De l’adéquation du but et des moyens
Et puis, pour mener à bon rythme une négociation complexe de
ce type, il faut accepter d’y mettre les moyens. Les Américains lorsqu’ils se
sont décidés à entrer publiquement dans le jeu en 2013, ont mobilisé leurs
meilleurs professionnels au service d’objectifs clairement définis. Des
douzaines de diplomates, de fonctionnaires et d’experts, sans doute autour de
la centaine, ont travaillé en permanence pendant plus de dix-huit mois sur le
dossier. On est loin des quelques fonctionnaires, certes de haut niveau, qui
traitaient épisodiquement du sujet dans les trois capitales européennes au
début des années 2000.
Les Iraniens, à même époque, avaient pourtant réuni une
équipe de négociateurs à plein temps. Mais elle tendait à s’étioler, faute de répondants
suffisamment mobilisés à l’autre bout de la ligne. Il est vrai que nous
n’étions peut-être pas en ce temps très pressés d’aboutir, ayant déjà empoché
une concession majeure de la part de Téhéran : la suspension, tant que
durerait la négociation, de toute activité liée de près ou de loin à
l’enrichissement d’uranium.
Un monde unipolaire
Sur un tel dossier, force est enfin de constater que se
discerne mal l’ère du monde « multipolaire » ou « apolaire »

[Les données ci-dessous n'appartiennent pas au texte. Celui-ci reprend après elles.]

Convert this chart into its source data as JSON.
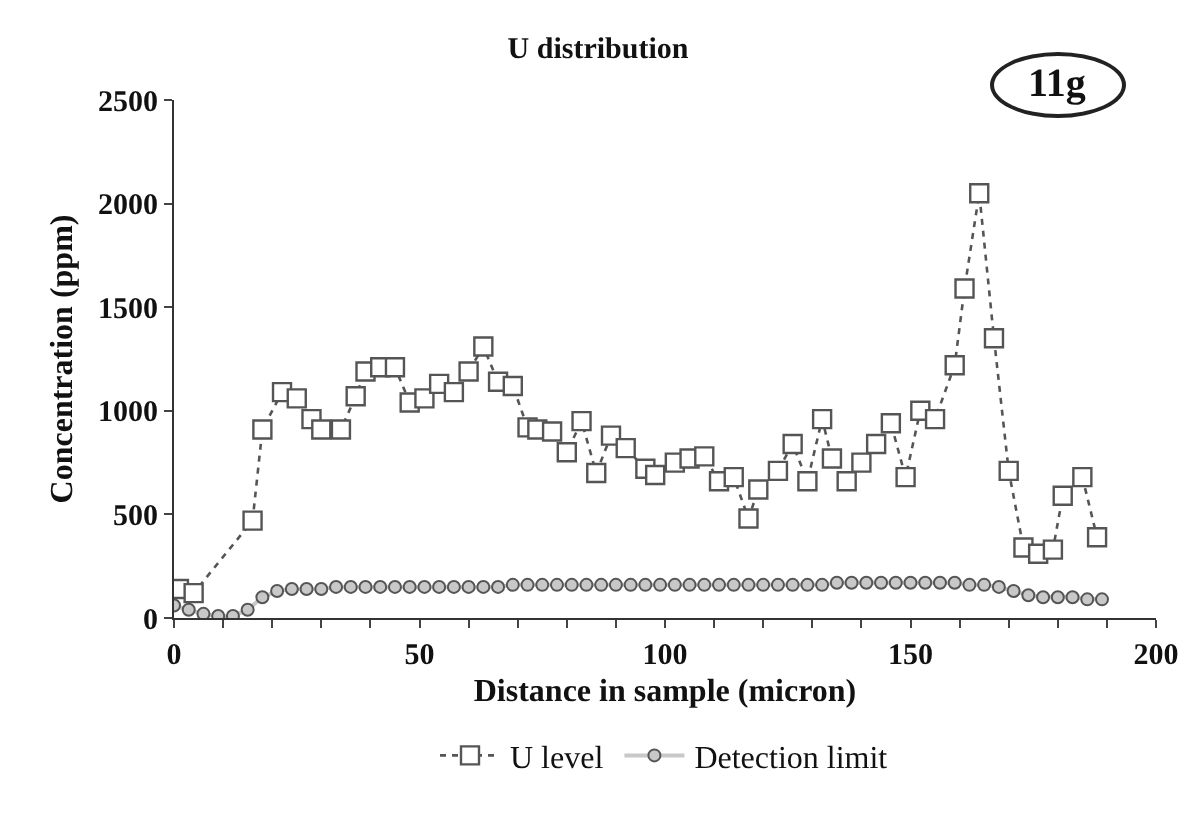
{
  "chart_data": {
    "type": "line",
    "title": "U distribution",
    "xlabel": "Distance in sample (micron)",
    "ylabel": "Concentration (ppm)",
    "annotations": [
      "11g"
    ],
    "xlim": [
      0,
      200
    ],
    "xticks": [
      0,
      {
        "value": 10,
        "label": null
      },
      {
        "value": 20,
        "label": null
      },
      {
        "value": 30,
        "label": null
      },
      {
        "value": 40,
        "label": null
      },
      50,
      {
        "value": 60,
        "label": null
      },
      {
        "value": 70,
        "label": null
      },
      {
        "value": 80,
        "label": null
      },
      {
        "value": 90,
        "label": null
      },
      100,
      {
        "value": 110,
        "label": null
      },
      {
        "value": 120,
        "label": null
      },
      {
        "value": 130,
        "label": null
      },
      {
        "value": 140,
        "label": null
      },
      150,
      {
        "value": 160,
        "label": null
      },
      {
        "value": 170,
        "label": null
      },
      {
        "value": 180,
        "label": null
      },
      {
        "value": 190,
        "label": null
      },
      200
    ],
    "ylim": [
      0,
      2500
    ],
    "yticks": [
      0,
      500,
      1000,
      1500,
      2000,
      2500
    ],
    "grid": false,
    "legend": "bottom",
    "series": [
      {
        "name": "U level",
        "color": "#555555",
        "marker": "square",
        "line_style": "dotted",
        "x": [
          1,
          4,
          16,
          18,
          22,
          25,
          28,
          30,
          34,
          37,
          39,
          42,
          45,
          48,
          51,
          54,
          57,
          60,
          63,
          66,
          69,
          72,
          74,
          77,
          80,
          83,
          86,
          89,
          92,
          96,
          98,
          102,
          105,
          108,
          111,
          114,
          117,
          119,
          123,
          126,
          129,
          132,
          134,
          137,
          140,
          143,
          146,
          149,
          152,
          155,
          159,
          161,
          164,
          167,
          170,
          173,
          176,
          179,
          181,
          185,
          188
        ],
        "values": [
          140,
          120,
          470,
          910,
          1090,
          1060,
          960,
          910,
          910,
          1070,
          1190,
          1210,
          1210,
          1040,
          1060,
          1130,
          1090,
          1190,
          1310,
          1140,
          1120,
          920,
          910,
          900,
          800,
          950,
          700,
          880,
          820,
          720,
          690,
          750,
          770,
          780,
          660,
          680,
          480,
          620,
          710,
          840,
          660,
          960,
          770,
          660,
          750,
          840,
          940,
          680,
          1000,
          960,
          1220,
          1590,
          2050,
          1350,
          710,
          340,
          310,
          330,
          590,
          680,
          390
        ]
      },
      {
        "name": "Detection limit",
        "color": "#c8c8c8",
        "marker": "circle",
        "line_style": "solid",
        "x": [
          0,
          3,
          6,
          9,
          12,
          15,
          18,
          21,
          24,
          27,
          30,
          33,
          36,
          39,
          42,
          45,
          48,
          51,
          54,
          57,
          60,
          63,
          66,
          69,
          72,
          75,
          78,
          81,
          84,
          87,
          90,
          93,
          96,
          99,
          102,
          105,
          108,
          111,
          114,
          117,
          120,
          123,
          126,
          129,
          132,
          135,
          138,
          141,
          144,
          147,
          150,
          153,
          156,
          159,
          162,
          165,
          168,
          171,
          174,
          177,
          180,
          183,
          186,
          189
        ],
        "values": [
          60,
          40,
          20,
          10,
          10,
          40,
          100,
          130,
          140,
          140,
          140,
          150,
          150,
          150,
          150,
          150,
          150,
          150,
          150,
          150,
          150,
          150,
          150,
          160,
          160,
          160,
          160,
          160,
          160,
          160,
          160,
          160,
          160,
          160,
          160,
          160,
          160,
          160,
          160,
          160,
          160,
          160,
          160,
          160,
          160,
          170,
          170,
          170,
          170,
          170,
          170,
          170,
          170,
          170,
          160,
          160,
          150,
          130,
          110,
          100,
          100,
          100,
          90,
          90
        ]
      }
    ]
  }
}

qui serait la nôtre aujourd’hui. Que ce soit pour bloquer ou pour avancer, les
Américains ont été constamment à la manœuvre. Les Iraniens ne s’y sont pas
trompés et ont donc, dès qu’ils l’ont pu, cherché à traiter avec le patron
plutôt qu’avec ses séides. L’Europe, à trois ou à vingt-huit, n’est jamais
parvenue à s’imposer. La négociation finale a été sur les points clés une
négociation bilatérale, dans laquelle les autres parties ont joué parfois les
grognards, et toujours les utilités. Même les Russes et les Chinois n’ont
jamais mis en cause cette prééminence américaine dans la conduite de l’affaire.
Ils ont toujours fini par rejoindre Washington, y compris sur des questions
allant directement à l’encontre de leurs intérêts, telles que le maintien d’un
embargo sur les ventes d’armes conventionnelles à Téhéran. A la lecture du cas
iranien, le monde de la lutte contre la prolifération nucléaire apparaît encore
clairement, et pour encore un certain temps, comme un monde unipolaire.